Question

I have two strings. One of them is often (but not always) empty. The other is huge:

a = ""
b = "... huge string ..."

I need to concatenate the two strings. So I do the following:

return a .. b

But, if a is empty, this would, temporarily, unnecessarily create a copy of the huge string.

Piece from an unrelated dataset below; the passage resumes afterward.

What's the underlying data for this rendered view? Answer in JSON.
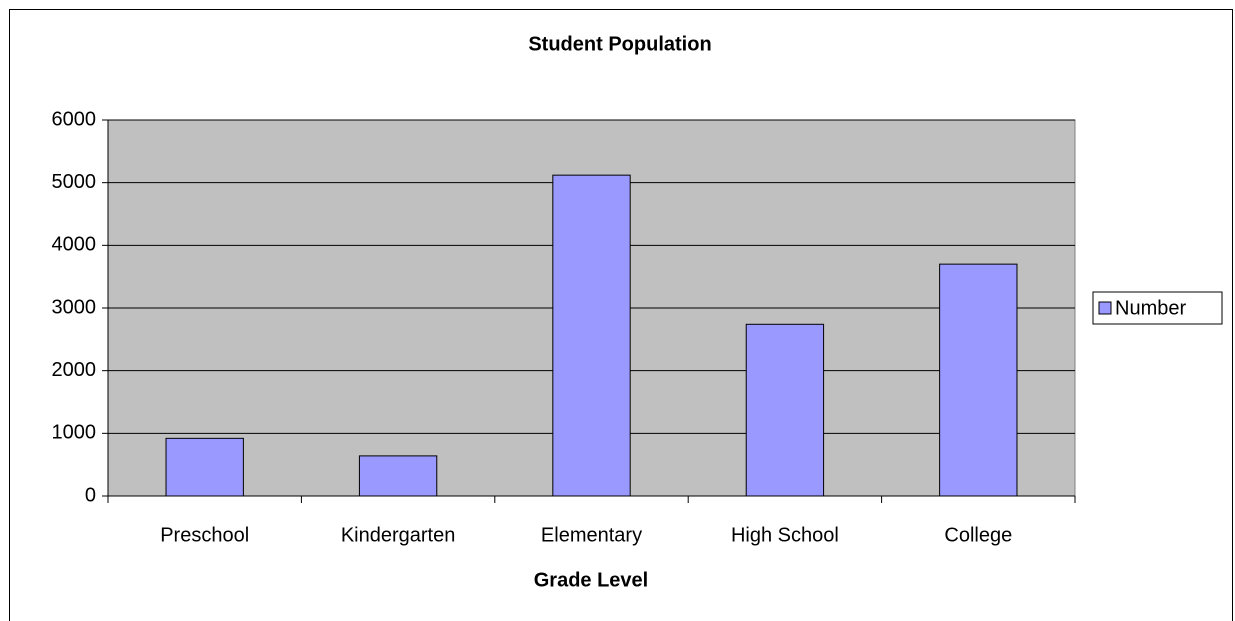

So I thought to write it as follows:

return (a == "" and b) or (a .. b)

This would solve the problem. But, I was wondering: does Lua optimize a concatenation that involves an empty string? That is, if we write a .. b, does Lua check to see if either of the strings is empty and return the other one immediately? If so, I could simply write a ..b instead of the more elaborate code.

Was it helpful?

Solution

Yes, it does.

In the Lua 5.2 source code luaV_concat:

if (!(ttisstring(top-2) || ttisnumber(top-2)) || !tostring(L, top-1)) {
  if (!call_binTM(L, top-2, top-1, top-2, TM_CONCAT))
    luaG_concaterror(L, top-2, top-1);
}
else if (tsvalue(top-1)->len == 0)  /* second operand is empty? */
  (void)tostring(L, top - 2);  /* result is first operand */
else if (ttisstring(top-2) && tsvalue(top-2)->len == 0) {
  setobjs2s(L, top - 2, top - 1);  /* result is second op. */
}
else {
  /* at least two non-empty string values; get as many as possible */

The two else if parts are exactly doing the job of optimizing string concatenation when one of the operand is an empty string.